Thursday, July 31, 2014

St. Lawrence Seaway grain shipments surge, offsetting iron, coal weakness

MONTREAL — Western Canada’s bumper crop, as well as output from Ontario, have boosted grain shipments through the St. Lawrence Seaway by 50 per cent to 2.7 million tonnes so far this shipping season.
The St. Lawrence Seaway Management Corp., the agency that manages the waterway, says combined U.S. and Canadian grain shipments were up 38 per cent from March 25 through June 30.

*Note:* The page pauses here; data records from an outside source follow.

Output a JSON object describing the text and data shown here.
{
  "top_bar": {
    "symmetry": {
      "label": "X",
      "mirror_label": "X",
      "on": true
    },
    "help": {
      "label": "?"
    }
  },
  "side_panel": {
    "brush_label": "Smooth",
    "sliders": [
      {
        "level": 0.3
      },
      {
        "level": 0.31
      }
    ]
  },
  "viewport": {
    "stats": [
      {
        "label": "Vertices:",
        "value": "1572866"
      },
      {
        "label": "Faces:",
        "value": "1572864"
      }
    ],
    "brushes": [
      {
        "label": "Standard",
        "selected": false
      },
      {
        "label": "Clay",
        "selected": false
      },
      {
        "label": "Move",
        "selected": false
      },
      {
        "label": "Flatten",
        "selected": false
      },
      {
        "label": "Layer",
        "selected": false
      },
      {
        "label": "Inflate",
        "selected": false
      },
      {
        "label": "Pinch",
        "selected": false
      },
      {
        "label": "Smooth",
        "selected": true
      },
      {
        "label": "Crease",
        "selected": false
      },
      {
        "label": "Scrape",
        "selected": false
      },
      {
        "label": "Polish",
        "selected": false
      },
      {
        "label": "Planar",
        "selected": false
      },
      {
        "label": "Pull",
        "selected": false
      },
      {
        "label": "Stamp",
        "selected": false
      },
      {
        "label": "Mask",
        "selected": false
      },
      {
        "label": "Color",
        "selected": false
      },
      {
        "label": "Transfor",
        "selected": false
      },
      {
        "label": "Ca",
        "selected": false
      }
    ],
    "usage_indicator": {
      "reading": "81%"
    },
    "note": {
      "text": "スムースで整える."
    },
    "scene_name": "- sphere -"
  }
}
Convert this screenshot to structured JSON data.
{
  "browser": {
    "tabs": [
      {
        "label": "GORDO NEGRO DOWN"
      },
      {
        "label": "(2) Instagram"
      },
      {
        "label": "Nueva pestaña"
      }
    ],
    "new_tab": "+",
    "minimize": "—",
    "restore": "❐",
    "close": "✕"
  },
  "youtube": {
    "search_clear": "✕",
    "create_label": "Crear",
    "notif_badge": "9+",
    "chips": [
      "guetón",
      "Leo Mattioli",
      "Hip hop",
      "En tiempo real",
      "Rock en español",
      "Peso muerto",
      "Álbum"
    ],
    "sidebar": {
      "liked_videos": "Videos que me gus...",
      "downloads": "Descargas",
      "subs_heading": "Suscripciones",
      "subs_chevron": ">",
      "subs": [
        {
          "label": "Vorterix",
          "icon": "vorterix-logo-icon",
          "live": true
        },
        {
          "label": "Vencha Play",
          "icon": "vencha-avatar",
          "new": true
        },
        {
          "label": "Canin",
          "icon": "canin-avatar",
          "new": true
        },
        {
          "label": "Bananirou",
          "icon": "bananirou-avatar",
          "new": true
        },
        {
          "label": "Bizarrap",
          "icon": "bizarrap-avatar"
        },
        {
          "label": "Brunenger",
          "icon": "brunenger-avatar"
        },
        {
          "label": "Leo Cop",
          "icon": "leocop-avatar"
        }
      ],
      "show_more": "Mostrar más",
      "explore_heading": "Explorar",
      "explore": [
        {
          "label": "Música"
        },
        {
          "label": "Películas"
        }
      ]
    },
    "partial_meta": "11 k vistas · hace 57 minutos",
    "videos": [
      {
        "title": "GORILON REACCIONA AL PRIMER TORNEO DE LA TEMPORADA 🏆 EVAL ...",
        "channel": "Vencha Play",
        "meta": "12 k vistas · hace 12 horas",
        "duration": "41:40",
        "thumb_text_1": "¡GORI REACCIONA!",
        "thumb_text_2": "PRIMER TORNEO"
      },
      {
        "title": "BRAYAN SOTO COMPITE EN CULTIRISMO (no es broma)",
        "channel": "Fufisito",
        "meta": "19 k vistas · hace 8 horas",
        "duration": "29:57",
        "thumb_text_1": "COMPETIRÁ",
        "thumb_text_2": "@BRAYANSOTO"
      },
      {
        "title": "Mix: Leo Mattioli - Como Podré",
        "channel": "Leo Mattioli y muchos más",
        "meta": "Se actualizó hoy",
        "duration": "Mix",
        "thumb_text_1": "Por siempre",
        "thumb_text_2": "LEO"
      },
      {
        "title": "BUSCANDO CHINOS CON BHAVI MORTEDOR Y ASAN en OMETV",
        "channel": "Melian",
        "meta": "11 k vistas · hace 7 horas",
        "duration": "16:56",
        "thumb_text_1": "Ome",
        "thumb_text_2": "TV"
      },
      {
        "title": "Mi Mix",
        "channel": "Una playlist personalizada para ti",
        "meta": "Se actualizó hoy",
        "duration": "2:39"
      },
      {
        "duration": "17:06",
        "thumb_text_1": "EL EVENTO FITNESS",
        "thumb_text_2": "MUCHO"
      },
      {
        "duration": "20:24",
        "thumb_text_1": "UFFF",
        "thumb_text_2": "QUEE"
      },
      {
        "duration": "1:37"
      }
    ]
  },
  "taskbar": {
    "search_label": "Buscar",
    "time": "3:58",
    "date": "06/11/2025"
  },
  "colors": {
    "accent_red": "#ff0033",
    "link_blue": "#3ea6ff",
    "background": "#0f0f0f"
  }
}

Despite the increased grain traffic, however, overall shipments through the seaway are down seven per cent to 11.1 million tonnes due to decreases in iron ore and coal traffic.
The seaway management corporation says shipments of grain from Western Canada and Ontario have surged by 50 per cent to 2.7 million tonnes so far this shipping season.
Meanwhile, the Port of Thunder Bay, Ont., had its busiest June in 17 years as domestic and ocean carriers loaded more than 965,000 tonnes of grains in June.
Grain shipments through the Port of Hamilton soared 70 per cent to more than 380,000 tonnes this season.
While western grain traders are using the seaway to export a bumper grain crop, Ontario farmers are using Hamilton’s expanded facilities to ship canola, corn, soybeans and wheat, mainly to international markets in Europe and the Middle East.
Bruce Hodgson, director of market development for the seaway, says the corporation anticipates higher grain activity will continue throughout the summer.
Last year’s bumper grain crop of 76 million tonnes — 50 per cent more than average — should allow seaway shipments to increase throughout the year after slipping 3.2 per cent in 2013 because the crop, although a record, was quite late.